Polar Rose dodges thorny issues

Opinion If privacy campaigners think the internet has given them stomach ulcers, they ain't seen the latest in facial recognition web search yet.

The idea is that you can snap a picture of someone with, say, your mobile phone, stick it on your computer and use it to search the web for other pictures of the same person.

Using a system being developed by Polar Rose, you might also discover who they are, where they live, and what other people have to say about them. An upcoming plug-in will allow you to do this with any image on the web.

Mikkel Thagaard, Polar's vice president of business development, told The Register he was planning to let people get at this sort of information straight over their mobile phones.

Stalkers, muggers and pointy-nosed predators of all ilks might have a field day with it. Even nosey neighbours, curtain twitchers, and weekend vigilantes should be rubbing their hands when they hear about this one.

And there are plenty of innocent applications for this sort of tool. The firm is trying to persuade dating and photo sharing web sites to incorporate its facial-search software into their services. These deals would help populate the facial database on which Polar's success is dependent. Polar requires users to add textual descriptors, wiki-style, to photos they find using its software.

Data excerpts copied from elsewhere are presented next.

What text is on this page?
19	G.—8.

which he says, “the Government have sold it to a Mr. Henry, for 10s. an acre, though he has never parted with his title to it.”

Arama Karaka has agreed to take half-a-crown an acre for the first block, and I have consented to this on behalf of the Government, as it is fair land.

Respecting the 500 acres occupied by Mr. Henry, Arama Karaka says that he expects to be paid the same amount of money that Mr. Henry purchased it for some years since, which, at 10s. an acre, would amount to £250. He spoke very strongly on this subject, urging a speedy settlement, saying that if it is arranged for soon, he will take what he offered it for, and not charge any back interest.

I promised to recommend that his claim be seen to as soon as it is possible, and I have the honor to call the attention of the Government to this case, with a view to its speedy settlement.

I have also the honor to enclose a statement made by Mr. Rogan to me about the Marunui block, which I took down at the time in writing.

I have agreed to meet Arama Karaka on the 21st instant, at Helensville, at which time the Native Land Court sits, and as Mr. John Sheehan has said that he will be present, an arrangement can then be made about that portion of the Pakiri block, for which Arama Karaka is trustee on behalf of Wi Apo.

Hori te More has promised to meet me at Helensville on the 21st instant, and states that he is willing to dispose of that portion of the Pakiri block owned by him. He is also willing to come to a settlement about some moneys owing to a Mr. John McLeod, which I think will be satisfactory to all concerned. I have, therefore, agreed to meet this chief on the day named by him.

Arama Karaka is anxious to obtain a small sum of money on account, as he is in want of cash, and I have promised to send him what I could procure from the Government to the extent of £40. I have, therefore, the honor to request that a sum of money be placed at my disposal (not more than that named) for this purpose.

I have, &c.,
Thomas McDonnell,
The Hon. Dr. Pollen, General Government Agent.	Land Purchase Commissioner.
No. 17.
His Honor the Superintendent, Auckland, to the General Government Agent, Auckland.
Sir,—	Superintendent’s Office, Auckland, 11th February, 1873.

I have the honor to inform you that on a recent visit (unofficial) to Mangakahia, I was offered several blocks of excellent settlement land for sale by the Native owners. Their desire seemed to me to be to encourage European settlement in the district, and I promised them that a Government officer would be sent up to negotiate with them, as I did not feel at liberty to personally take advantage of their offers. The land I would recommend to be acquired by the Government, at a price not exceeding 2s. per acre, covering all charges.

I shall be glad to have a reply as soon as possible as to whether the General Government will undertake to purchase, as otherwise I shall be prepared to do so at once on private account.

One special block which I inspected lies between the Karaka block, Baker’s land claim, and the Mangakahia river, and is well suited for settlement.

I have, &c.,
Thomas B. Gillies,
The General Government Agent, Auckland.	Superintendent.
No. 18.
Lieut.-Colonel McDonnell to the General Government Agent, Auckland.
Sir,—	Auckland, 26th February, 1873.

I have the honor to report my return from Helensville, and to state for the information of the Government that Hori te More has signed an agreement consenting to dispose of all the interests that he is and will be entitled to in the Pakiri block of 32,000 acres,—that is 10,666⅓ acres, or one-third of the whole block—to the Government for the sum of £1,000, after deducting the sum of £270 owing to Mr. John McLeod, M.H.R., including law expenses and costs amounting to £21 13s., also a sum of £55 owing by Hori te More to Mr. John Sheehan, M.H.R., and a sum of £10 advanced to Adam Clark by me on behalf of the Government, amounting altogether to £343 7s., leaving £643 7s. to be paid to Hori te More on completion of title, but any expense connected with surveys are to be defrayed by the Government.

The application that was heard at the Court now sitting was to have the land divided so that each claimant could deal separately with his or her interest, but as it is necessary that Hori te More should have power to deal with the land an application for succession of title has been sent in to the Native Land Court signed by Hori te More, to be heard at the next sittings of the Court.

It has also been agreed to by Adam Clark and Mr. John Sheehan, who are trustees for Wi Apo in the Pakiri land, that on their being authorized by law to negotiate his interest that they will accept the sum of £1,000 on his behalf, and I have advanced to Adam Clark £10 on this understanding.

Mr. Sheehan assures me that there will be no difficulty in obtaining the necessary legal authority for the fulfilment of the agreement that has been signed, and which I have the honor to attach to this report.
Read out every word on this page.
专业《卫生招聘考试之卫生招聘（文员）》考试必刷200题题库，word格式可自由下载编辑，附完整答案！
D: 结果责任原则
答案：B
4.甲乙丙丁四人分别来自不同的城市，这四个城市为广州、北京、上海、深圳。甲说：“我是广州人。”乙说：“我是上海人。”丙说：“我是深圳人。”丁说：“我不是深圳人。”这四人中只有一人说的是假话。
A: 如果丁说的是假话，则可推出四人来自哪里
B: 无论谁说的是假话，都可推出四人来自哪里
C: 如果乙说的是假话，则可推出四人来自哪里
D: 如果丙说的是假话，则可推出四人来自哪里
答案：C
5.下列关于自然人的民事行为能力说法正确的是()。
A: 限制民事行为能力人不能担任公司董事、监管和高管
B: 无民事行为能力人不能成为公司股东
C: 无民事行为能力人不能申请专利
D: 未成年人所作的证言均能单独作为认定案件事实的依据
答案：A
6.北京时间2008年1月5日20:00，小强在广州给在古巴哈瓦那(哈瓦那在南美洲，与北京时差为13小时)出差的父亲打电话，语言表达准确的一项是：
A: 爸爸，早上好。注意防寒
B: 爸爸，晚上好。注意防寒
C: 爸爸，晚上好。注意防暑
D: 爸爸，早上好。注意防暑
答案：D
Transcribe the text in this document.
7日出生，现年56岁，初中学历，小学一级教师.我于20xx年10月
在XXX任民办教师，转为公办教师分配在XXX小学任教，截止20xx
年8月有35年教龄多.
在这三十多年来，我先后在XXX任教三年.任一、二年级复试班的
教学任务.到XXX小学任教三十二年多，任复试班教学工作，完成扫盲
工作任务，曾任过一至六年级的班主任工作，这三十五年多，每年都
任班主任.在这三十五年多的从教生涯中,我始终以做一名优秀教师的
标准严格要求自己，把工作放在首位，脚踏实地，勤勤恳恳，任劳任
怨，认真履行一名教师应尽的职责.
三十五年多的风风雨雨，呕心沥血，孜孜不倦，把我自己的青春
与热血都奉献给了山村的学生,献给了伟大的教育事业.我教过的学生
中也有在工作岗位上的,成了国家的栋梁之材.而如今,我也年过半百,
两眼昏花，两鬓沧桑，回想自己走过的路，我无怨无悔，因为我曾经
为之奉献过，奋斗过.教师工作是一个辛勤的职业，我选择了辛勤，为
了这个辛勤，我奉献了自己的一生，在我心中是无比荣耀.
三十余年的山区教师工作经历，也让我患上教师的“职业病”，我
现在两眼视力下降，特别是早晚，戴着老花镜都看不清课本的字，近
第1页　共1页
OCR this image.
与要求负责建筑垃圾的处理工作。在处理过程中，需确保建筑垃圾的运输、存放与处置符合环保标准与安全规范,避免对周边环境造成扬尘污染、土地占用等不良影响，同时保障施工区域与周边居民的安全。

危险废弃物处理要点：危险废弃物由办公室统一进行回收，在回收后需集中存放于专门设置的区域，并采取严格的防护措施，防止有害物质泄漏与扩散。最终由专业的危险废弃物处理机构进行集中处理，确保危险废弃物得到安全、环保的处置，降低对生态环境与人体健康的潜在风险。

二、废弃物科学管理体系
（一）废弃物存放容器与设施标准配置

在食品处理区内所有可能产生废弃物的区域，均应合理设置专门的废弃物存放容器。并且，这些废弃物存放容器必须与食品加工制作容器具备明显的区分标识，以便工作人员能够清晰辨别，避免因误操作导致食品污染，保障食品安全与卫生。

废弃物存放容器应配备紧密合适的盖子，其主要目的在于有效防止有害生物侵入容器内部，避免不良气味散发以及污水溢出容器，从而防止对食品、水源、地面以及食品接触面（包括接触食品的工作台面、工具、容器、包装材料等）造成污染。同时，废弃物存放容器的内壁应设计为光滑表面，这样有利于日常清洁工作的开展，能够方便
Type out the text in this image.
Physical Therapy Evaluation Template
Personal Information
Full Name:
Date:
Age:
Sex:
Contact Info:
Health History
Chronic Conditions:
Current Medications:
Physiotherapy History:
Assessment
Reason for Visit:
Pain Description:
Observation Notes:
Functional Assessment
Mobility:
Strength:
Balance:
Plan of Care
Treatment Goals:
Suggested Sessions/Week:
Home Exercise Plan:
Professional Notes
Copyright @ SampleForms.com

Those tagged images could then be used as the backbone of a contextual advertisement server, which will serve up the money to pay Polar's investors.

There is a proviso, however, which is that Polar have to generate enough interest in their products to build a database of images large enough to make this snap and tag operation work, and to satisfy the investors who gave them $5.1m of funding in November.

Nikolaj Nyholm, CEO of Polar Rose, said he had consulted privacy lawyers before setting the launch of his first product at the end of this month. We presume they gave him a big fat green light.

He said was not ignorant of the implications his software might have for privacy, but couldn't do much about it either.